Entre as razões pelas quais se cauteriza a ectopia, estão os desagradáveis sintomas por ela provocados (sangramentos de contato, corrimento), a maior resistência do novo epitélio em relação às infecções (DSTs) e uma menor vulnerabilidade - isso é discutível - em relação ao câncer do colo.
A cauterização, como o nome indica, é uma queimadura, de intensidade e profundidade controladas, que tem por objetivo destruir - completamente, e em questão de segundos - o epitélio evertido, aproveitando a capacidade regeneradora da Natureza. Durante o processo de cicatrização, que dura de quatro a seis semanas, há uma completa substituição daquele tecido frágil por outro mais resistente.
A cauterização do colo é realizada no consultório - preferencialmente, nos primeiros dias que se seguem ao término da menstruação - e não requer qualquer tipo de anestesia, pois é praticamente indolor, apesar de algumas pacientes queixarem-se de uma cólica leve durante o procedimento. Agentes químicos ou físicos podem ser utilizados para cauterizar. Entre estes, podemos citar: as substâncias cáusticas (ácidos), o frio extremo (- 60ºC = criocauteri- zação), o calor, a corrente elétrica, o ultra-som e os raios laser.

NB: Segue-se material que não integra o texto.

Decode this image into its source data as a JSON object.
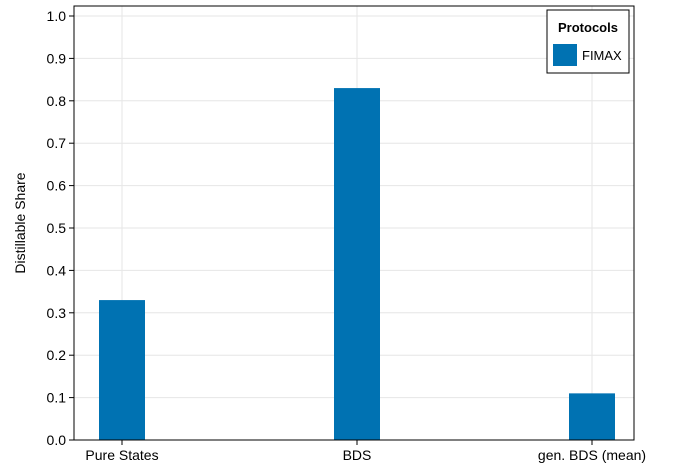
{
  "chart_data": {
    "type": "bar",
    "categories": [
      "Pure States",
      "BDS",
      "gen. BDS (mean)"
    ],
    "series": [
      {
        "name": "FIMAX",
        "values": [
          0.33,
          0.83,
          0.11
        ],
        "color": "#0072b2"
      }
    ],
    "ylabel": "Distillable Share",
    "yticks": [
      "0.0",
      "0.1",
      "0.2",
      "0.3",
      "0.4",
      "0.5",
      "0.6",
      "0.7",
      "0.8",
      "0.9",
      "1.0"
    ],
    "ylim": [
      0,
      1.0
    ],
    "grid": true,
    "legend": {
      "title": "Protocols",
      "position": "top-right"
    }
  }
}
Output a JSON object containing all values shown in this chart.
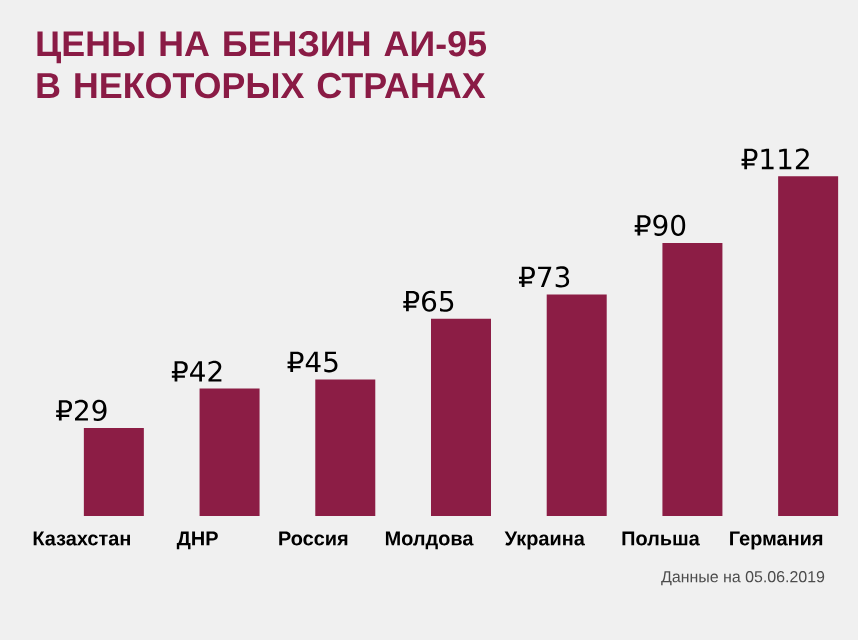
{
  "chart_data": {
    "type": "bar",
    "title": "ЦЕНЫ НА БЕНЗИН АИ-95 В НЕКОТОРЫХ СТРАНАХ",
    "categories": [
      "Казахстан",
      "ДНР",
      "Россия",
      "Молдова",
      "Украина",
      "Польша",
      "Германия"
    ],
    "values": [
      29,
      42,
      45,
      65,
      73,
      90,
      112
    ],
    "value_labels": [
      "₽29",
      "₽42",
      "₽45",
      "₽65",
      "₽73",
      "₽90",
      "₽112"
    ],
    "color": "#8c1d45",
    "annotations": [
      "Данные на 05.06.2019"
    ]
  }
}
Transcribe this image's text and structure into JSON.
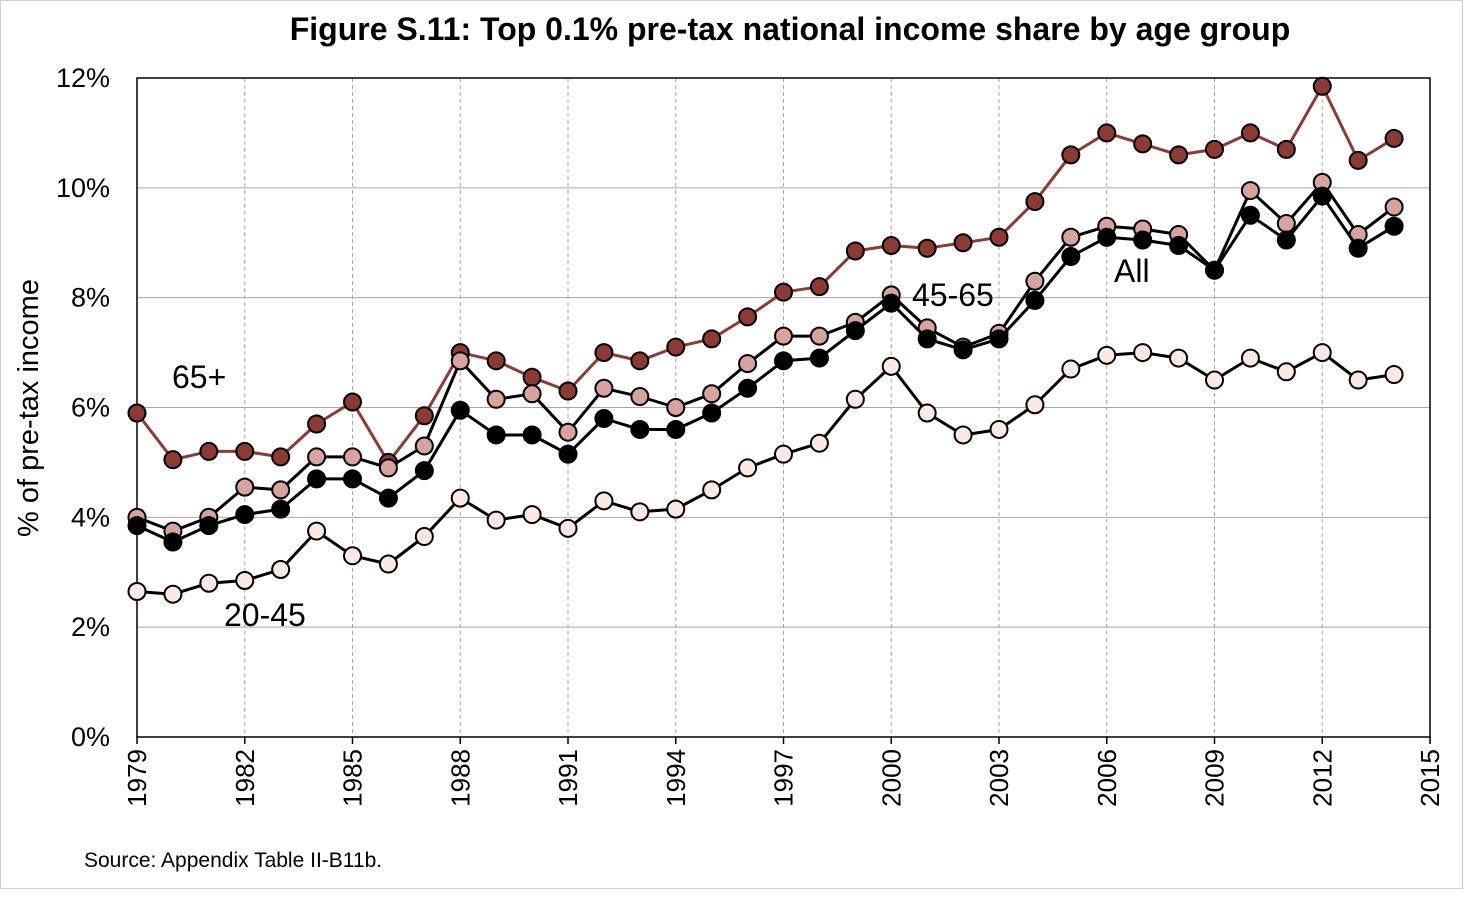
{
  "chart_data": {
    "type": "line",
    "title": "Figure S.11: Top 0.1% pre-tax national income share by age group",
    "ylabel": "% of pre-tax income",
    "xlabel": "",
    "source": "Source: Appendix Table II-B11b.",
    "ylim": [
      0,
      12
    ],
    "xlim": [
      1979,
      2015
    ],
    "y_ticks": [
      "0%",
      "2%",
      "4%",
      "6%",
      "8%",
      "10%",
      "12%"
    ],
    "x_ticks": [
      "1979",
      "1982",
      "1985",
      "1988",
      "1991",
      "1994",
      "1997",
      "2000",
      "2003",
      "2006",
      "2009",
      "2012",
      "2015"
    ],
    "grid": "on",
    "x": [
      1979,
      1980,
      1981,
      1982,
      1983,
      1984,
      1985,
      1986,
      1987,
      1988,
      1989,
      1990,
      1991,
      1992,
      1993,
      1994,
      1995,
      1996,
      1997,
      1998,
      1999,
      2000,
      2001,
      2002,
      2003,
      2004,
      2005,
      2006,
      2007,
      2008,
      2009,
      2010,
      2011,
      2012,
      2013,
      2014
    ],
    "series": [
      {
        "name": "65+",
        "color": "#8b3a34",
        "marker_fill": "#8b3a34",
        "values": [
          5.9,
          5.05,
          5.2,
          5.2,
          5.1,
          5.7,
          6.1,
          5.0,
          5.85,
          7.0,
          6.85,
          6.55,
          6.3,
          7.0,
          6.85,
          7.1,
          7.25,
          7.65,
          8.1,
          8.2,
          8.85,
          8.95,
          8.9,
          9.0,
          9.1,
          9.75,
          10.6,
          11.0,
          10.8,
          10.6,
          10.7,
          11.0,
          10.7,
          11.85,
          10.5,
          10.9
        ]
      },
      {
        "name": "45-65",
        "color": "#000000",
        "marker_fill": "#d6a39e",
        "values": [
          4.0,
          3.75,
          4.0,
          4.55,
          4.5,
          5.1,
          5.1,
          4.9,
          5.3,
          6.85,
          6.15,
          6.25,
          5.55,
          6.35,
          6.2,
          6.0,
          6.25,
          6.8,
          7.3,
          7.3,
          7.55,
          8.05,
          7.45,
          7.1,
          7.35,
          8.3,
          9.1,
          9.3,
          9.25,
          9.15,
          8.5,
          9.95,
          9.35,
          10.1,
          9.15,
          9.65
        ]
      },
      {
        "name": "All",
        "color": "#000000",
        "marker_fill": "#000000",
        "values": [
          3.85,
          3.55,
          3.85,
          4.05,
          4.15,
          4.7,
          4.7,
          4.35,
          4.85,
          5.95,
          5.5,
          5.5,
          5.15,
          5.8,
          5.6,
          5.6,
          5.9,
          6.35,
          6.85,
          6.9,
          7.4,
          7.9,
          7.25,
          7.05,
          7.25,
          7.95,
          8.75,
          9.1,
          9.05,
          8.95,
          8.5,
          9.5,
          9.05,
          9.85,
          8.9,
          9.3
        ]
      },
      {
        "name": "20-45",
        "color": "#000000",
        "marker_fill": "#fbe9e4",
        "values": [
          2.65,
          2.6,
          2.8,
          2.85,
          3.05,
          3.75,
          3.3,
          3.15,
          3.65,
          4.35,
          3.95,
          4.05,
          3.8,
          4.3,
          4.1,
          4.15,
          4.5,
          4.9,
          5.15,
          5.35,
          6.15,
          6.75,
          5.9,
          5.5,
          5.6,
          6.05,
          6.7,
          6.95,
          7.0,
          6.9,
          6.5,
          6.9,
          6.65,
          7.0,
          6.5,
          6.6
        ]
      }
    ],
    "annotations": [
      {
        "text": "65+"
      },
      {
        "text": "45-65"
      },
      {
        "text": "All"
      },
      {
        "text": "20-45"
      }
    ]
  }
}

Durante o período de cicatrização, por motivos óbvios, a abstinência sexual deve ser total. Nesse intervalo, recomenda-se a aplicação de cremes vaginais para acelerar o processo de regeneração. Entre o sétimo e o décimo dia após o procedimento pode ocorrer (não obrigatoriamente) um pequeno sangramento que, se se intensificar merecerá uma inspeção por parte do médico assistente.
Como a influência hormonal sobre o colo é constante durante a idade fértil da mulher (inclusive durante a gravidez), uma nova porção do canal pode se exteriorizar, decorridos alguns anos da primeira cauterização. Nesse caso, uma segunda cauterização será necessária.
A comunicação é o principal instrumento da relação entre o ginecologista e sua paciente. Todo ato médico - desde a simples prescrição de um medicamento até a indicação de uma cirurgia complexa - deve ser acompanhado das respectivas explicações. Mais do que um direito da paciente, trata-se de um dever profissional.